State corrections chief: Do mentally ill belong in prison?
ST. PAUL, Minn. (AP) — Minnesota’s new corrections commissioner said he plans to draw on his training in social work to address one of the biggest challenges facing prison systems across the country: inmates with mental illness.
Minnesota Department of Corrections commissioner Paul Schnell said the department needs more officers to be trained to handle mental health issues. Schnell also said he also questions whether many of the inmates with mental illness should be in prison at all, Minnesota Public Radio News reported.
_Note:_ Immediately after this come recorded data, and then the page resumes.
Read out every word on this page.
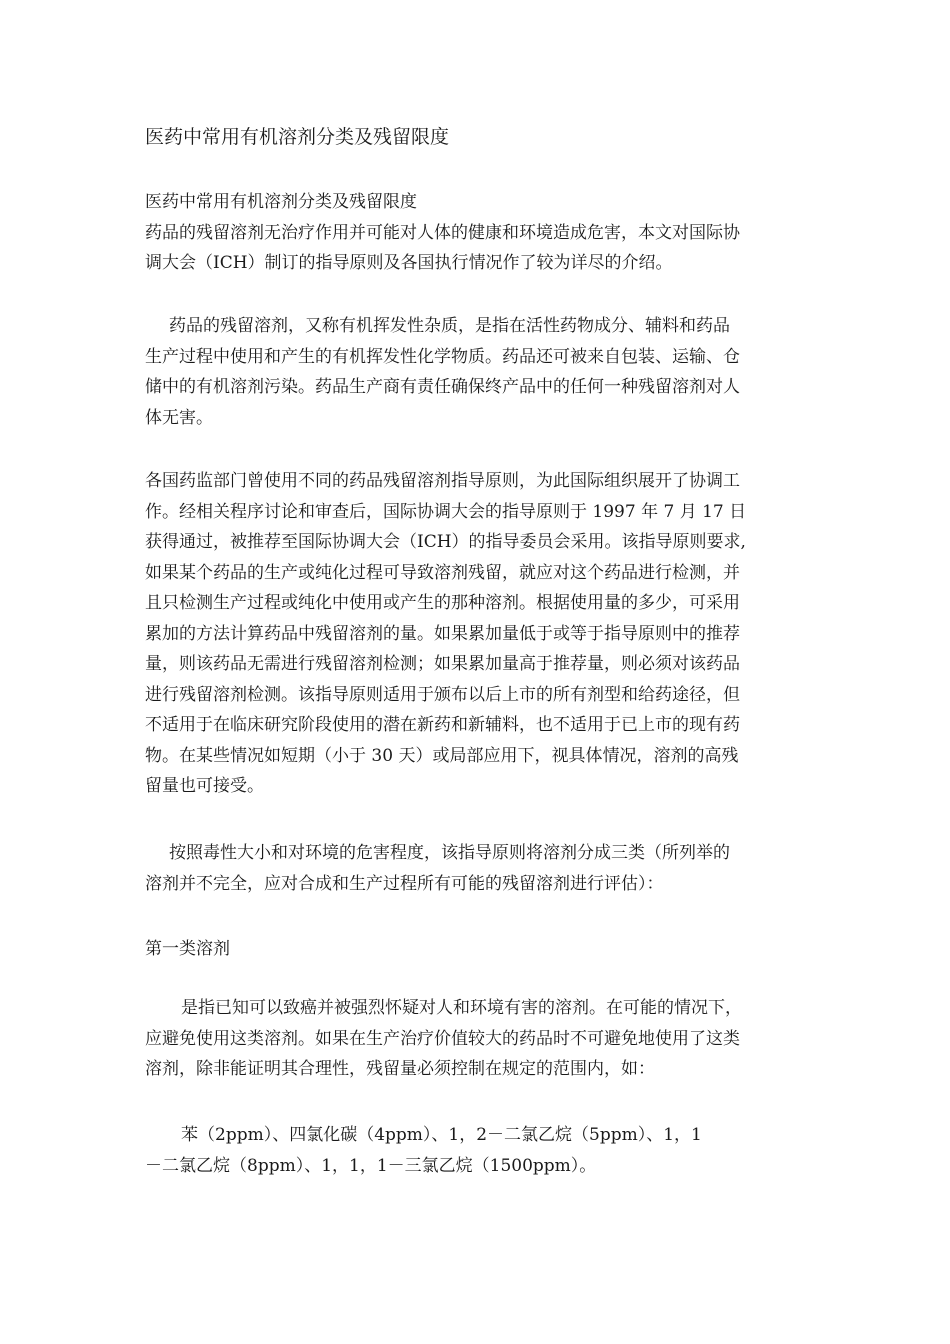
医药中常用有机溶剂分类及残留限度

医药中常用有机溶剂分类及残留限度
药品的残留溶剂无治疗作用并可能对人体的健康和环境造成危害，本文对国际协
调大会（ICH）制订的指导原则及各国执行情况作了较为详尽的介绍。

药品的残留溶剂，又称有机挥发性杂质，是指在活性药物成分、辅料和药品
生产过程中使用和产生的有机挥发性化学物质。药品还可被来自包装、运输、仓
储中的有机溶剂污染。药品生产商有责任确保终产品中的任何一种残留溶剂对人
体无害。

各国药监部门曾使用不同的药品残留溶剂指导原则，为此国际组织展开了协调工
作。经相关程序讨论和审查后，国际协调大会的指导原则于 1997 年 7 月 17 日
获得通过，被推荐至国际协调大会（ICH）的指导委员会采用。该指导原则要求,
如果某个药品的生产或纯化过程可导致溶剂残留，就应对这个药品进行检测，并
且只检测生产过程或纯化中使用或产生的那种溶剂。根据使用量的多少，可采用
累加的方法计算药品中残留溶剂的量。如果累加量低于或等于指导原则中的推荐
量，则该药品无需进行残留溶剂检测；如果累加量高于推荐量，则必须对该药品
进行残留溶剂检测。该指导原则适用于颁布以后上市的所有剂型和给药途径，但
不适用于在临床研究阶段使用的潜在新药和新辅料，也不适用于已上市的现有药
物。在某些情况如短期（小于 30 天）或局部应用下，视具体情况，溶剂的高残
留量也可接受。

按照毒性大小和对环境的危害程度，该指导原则将溶剂分成三类（所列举的
溶剂并不完全，应对合成和生产过程所有可能的残留溶剂进行评估）：

第一类溶剂

是指已知可以致癌并被强烈怀疑对人和环境有害的溶剂。在可能的情况下，
应避免使用这类溶剂。如果在生产治疗价值较大的药品时不可避免地使用了这类
溶剂，除非能证明其合理性，残留量必须控制在规定的范围内，如：

苯（2ppm）、四氯化碳（4ppm）、1，2－二氯乙烷（5ppm）、1，1
－二氯乙烷（8ppm）、1，1，1－三氯乙烷（1500ppm）。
“I’ve seen some of the people that we have in our prisons that are really sick, are really decompensated,” he said. “And granted they’ve done, in some cases, really horrific things. But I think to myself: ‘Should these really mentally ill people — these people who are in a really tough situation — should they be in a prison?’”
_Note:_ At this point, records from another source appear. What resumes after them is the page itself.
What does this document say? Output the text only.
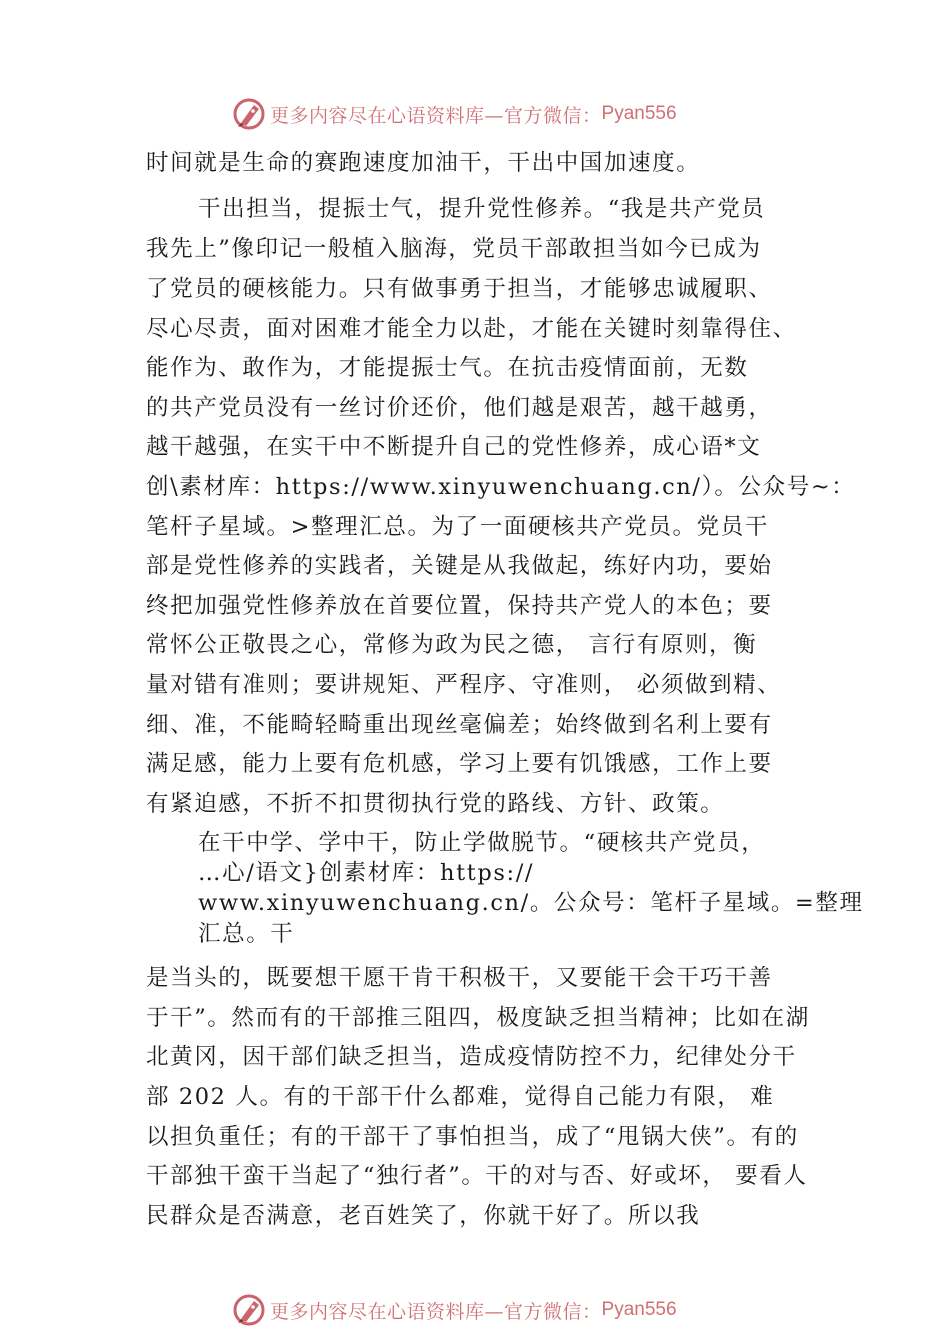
更多内容尽在心语资料库—官方微信： Pyan556
时间就是生命的赛跑速度加油干，干出中国加速度。
干出担当，提振士气，提升党性修养。“我是共产党员
我先上”像印记一般植入脑海，党员干部敢担当如今已成为
了党员的硬核能力。只有做事勇于担当，才能够忠诚履职、
尽心尽责，面对困难才能全力以赴，才能在关键时刻靠得住、
能作为、敢作为，才能提振士气。在抗击疫情面前，无数
的共产党员没有一丝讨价还价，他们越是艰苦，越干越勇，
越干越强，在实干中不断提升自己的党性修养，成心语*文
创\素材库：https://www.xinyuwenchuang.cn/）。公众号~：
笔杆子星域。>整理汇总。为了一面硬核共产党员。党员干
部是党性修养的实践者，关键是从我做起，练好内功，要始
终把加强党性修养放在首要位置，保持共产党人的本色；要
常怀公正敬畏之心，常修为政为民之德， 言行有原则，衡
量对错有准则；要讲规矩、严程序、守准则， 必须做到精、
细、准，不能畸轻畸重出现丝毫偏差；始终做到名利上要有
满足感，能力上要有危机感，学习上要有饥饿感，工作上要
有紧迫感，不折不扣贯彻执行党的路线、方针、政策。
在干中学、学中干，防止学做脱节。“硬核共产党员，
…心/语文}创素材库：https://
www.xinyuwenchuang.cn/。公众号：笔杆子星域。=整理
汇总。干
是当头的，既要想干愿干肯干积极干，又要能干会干巧干善
于干”。然而有的干部推三阻四，极度缺乏担当精神；比如在湖
北黄冈，因干部们缺乏担当，造成疫情防控不力，纪律处分干
部 202 人。有的干部干什么都难，觉得自己能力有限， 难
以担负重任；有的干部干了事怕担当，成了“甩锅大侠”。有的
干部独干蛮干当起了“独行者”。干的对与否、好或坏， 要看人
民群众是否满意，老百姓笑了，你就干好了。所以我
更多内容尽在心语资料库—官方微信： Pyan556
Schnell has a degree in social work and he spent the first 10 years of his career working in community-based correctional programs. He spent the last 25 years working in law enforcement, including as a police chief in Hastings and Maplewood.
Prison systems across the U.S. have struggled for years with how to manage inmates with mental illness. The U.S. Department of Justice estimates that as many as half of all people held in jails and prisons have mental health issues.
Joe Miller was a corrections officer at the Stillwater state prison for 13 years before quitting after a colleague died in an inmate assault last summer. Miller said guards aren’t trained to deal with mental illness, and that there aren’t enough officers to do the work properly.
He argued that inmates with mental illness should be moved to a separate facility. Schnell said that isn’t possible.
Angela Hook, an inmate at the Shakopee prison, said she often sees guards talking to mentally ill inmates in ways that could trigger trauma, and sometimes those inmates are put into solitary confinement.
“The regular officers need to be aware of how to recognize the mental health needs, recognize the triggers, maybe even have some notations in their system on particular inmates,” Hook said.